Le renard et la couronne se veut essentiellement un hommage personnel au roman populaire. Ce n’est en aucun cas une parodie, même s’il comporte des éléments parodiques. J’aime énormément le roman populaire, j’ai toujours baigné dedans, j’ai lu tous les Bob Morane! Je n’ai pas d’énormes ambitions «littéraires» et j’aurais tendance à donner tout Faulkner pour un seul tome des Habits noirs de Paul Féval. En ce sens, Le renard est une déclaration d’amour inconditionnel au genre, duquel je me suis efforcé de toujours respecter les cadres, jusqu’au cliché s’il le faut. Avec une prédilection pour Peter O’Donnell qui, outre ses Modesty Blaise (dont je suis un fan absolu) a écrit sous le nom de Madeleine Brent une dizaine de gothic novels parfaitement géniaux dont j’ai quasiment calqué la structure, elle-même héritée de Cendrillon, pour mon propre roman. Du fait de ces stéréotypes, on a souvent fait du roman populaire une sorte de véhicule pour les idées les plus réactionnaires. C’est sûrement vrai pour SAS ou pour les Delly mais ça n’a absolument aucune nécessité. Zevaco, par exemple, était un anarchiste convaincu et ses Pardaillan sont parsemés de piques contre les puissants de ce monde. Le Commander de Georges J. Arnaud est à ce titre tout à fait passionnant, l’une des rares séries d’espionnage de gauche! Après, mes sources d’inspiration sont multiples. Je suis un lecteur boulimique et je passe sans état d’âme de Jane Austen au manga, ou de Fantômette aux Liaisons dangereuses. Tout ça se retrouve, d’une façon ou d’une autre, dans Le renard et ailleurs, c’est inévitable. Pour résumer, je dirais que le roman populaire fournit avant tout des cadres, des structures qui sont un peu toujours les mêmes et pour lesquelles je garde énormément de tendresse et de respect, comme pour une vieille maison de famille. Même s’il y a évidemment des clins d’œil et du second degré dans tout ça, je m’identifie néanmoins à 100 % à mon héroïne, sans aucune restriction, jusque dans son orientation sexuelle. C’est peut-être l’aspect le plus «subversif» du roman: les deux héroïnes s’aiment et tout le monde trouve ça très naturel. Ce n’est même pas le sujet du livre, c’est un à-côté mais c’était important pour moi. Une façon de montrer que l’on pouvait faire «évoluer» le roman populaire tout en lui restant complètement fidèle.

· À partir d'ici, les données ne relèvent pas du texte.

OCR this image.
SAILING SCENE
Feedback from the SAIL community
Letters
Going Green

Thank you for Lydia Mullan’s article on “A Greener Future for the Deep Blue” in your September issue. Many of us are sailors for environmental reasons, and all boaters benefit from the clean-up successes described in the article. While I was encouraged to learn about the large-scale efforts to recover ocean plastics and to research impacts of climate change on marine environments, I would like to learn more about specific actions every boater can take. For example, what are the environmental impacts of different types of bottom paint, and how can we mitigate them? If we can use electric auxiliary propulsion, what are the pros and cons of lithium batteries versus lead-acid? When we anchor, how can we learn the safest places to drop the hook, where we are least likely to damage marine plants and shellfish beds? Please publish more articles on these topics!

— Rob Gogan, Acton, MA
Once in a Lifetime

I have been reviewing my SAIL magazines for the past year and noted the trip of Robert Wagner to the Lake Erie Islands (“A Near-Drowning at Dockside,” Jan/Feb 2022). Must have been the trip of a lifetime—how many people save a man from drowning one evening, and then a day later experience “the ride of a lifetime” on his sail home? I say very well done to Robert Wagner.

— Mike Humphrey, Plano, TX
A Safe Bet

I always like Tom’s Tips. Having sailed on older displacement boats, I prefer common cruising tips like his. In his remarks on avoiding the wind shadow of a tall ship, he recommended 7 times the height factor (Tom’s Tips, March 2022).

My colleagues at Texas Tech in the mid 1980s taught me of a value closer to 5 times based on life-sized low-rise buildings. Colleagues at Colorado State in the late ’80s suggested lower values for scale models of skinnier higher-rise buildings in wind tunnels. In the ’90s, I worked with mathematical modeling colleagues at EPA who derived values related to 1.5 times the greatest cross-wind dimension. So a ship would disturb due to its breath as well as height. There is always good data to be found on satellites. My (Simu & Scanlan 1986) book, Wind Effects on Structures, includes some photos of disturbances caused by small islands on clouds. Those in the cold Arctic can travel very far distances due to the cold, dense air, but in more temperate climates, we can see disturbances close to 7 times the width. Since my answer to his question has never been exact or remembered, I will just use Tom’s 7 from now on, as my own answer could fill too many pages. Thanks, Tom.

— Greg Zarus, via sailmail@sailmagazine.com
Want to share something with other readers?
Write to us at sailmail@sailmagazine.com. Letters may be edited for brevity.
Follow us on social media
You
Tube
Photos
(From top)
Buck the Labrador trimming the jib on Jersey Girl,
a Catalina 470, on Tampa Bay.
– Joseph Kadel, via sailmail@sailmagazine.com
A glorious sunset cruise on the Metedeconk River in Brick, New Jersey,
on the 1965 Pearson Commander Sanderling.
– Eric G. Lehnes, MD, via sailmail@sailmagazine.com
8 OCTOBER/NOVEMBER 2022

Ton roman a reçu un excellent accueil par la critique, il est déjà en réimpression, mais je sais aussi que tu travailles sur un album un peu particulier, peux-tu nous en parler?
Zapata est vivant! paraîtra en novembre à L’atelier du poisson soluble. Dans le prolongement de Guingouin, un chef du maquis, je voulais explorer une autre grande figure de rebelle dans l’Histoire. Ce n’est toutefois plus un documentaire mais un véritable album, qui se veut un hymne à la Liberté et à cet increvable esprit de justice qui, pour s’être brièvement incarné dans la figure irréductible d’un Zapata lors de la Révolution mexicaine de 1910, ne cesse de renaître de ses cendres, et en particulier chez les Indiens du Chiapas, qui, depuis une vingtaine d’années, se revendiquent ouvertement de lui. Bien que le sujet puisse paraître au premier abord un peu trop «politique» pour satisfaire aux exigences de ce qu’il est convenu d’appeler la «littérature jeunesse» cela reste avant tout pour moi un album pour enfants, en ce qu’il fait appel à l’un des sentiments les mieux ancrés chez ces derniers: celui de la justice. D’aucuns y verront peut-être un simple tract. J’y vois – et mon éditeur aussi, je crois – un appel à la résistance dans un monde un peu désespérant et un pied de nez à tous ceux qui voudraient exclure les enfants du champ politique, quand ils en sont l’un des enjeux majeurs et parmi les premières victimes!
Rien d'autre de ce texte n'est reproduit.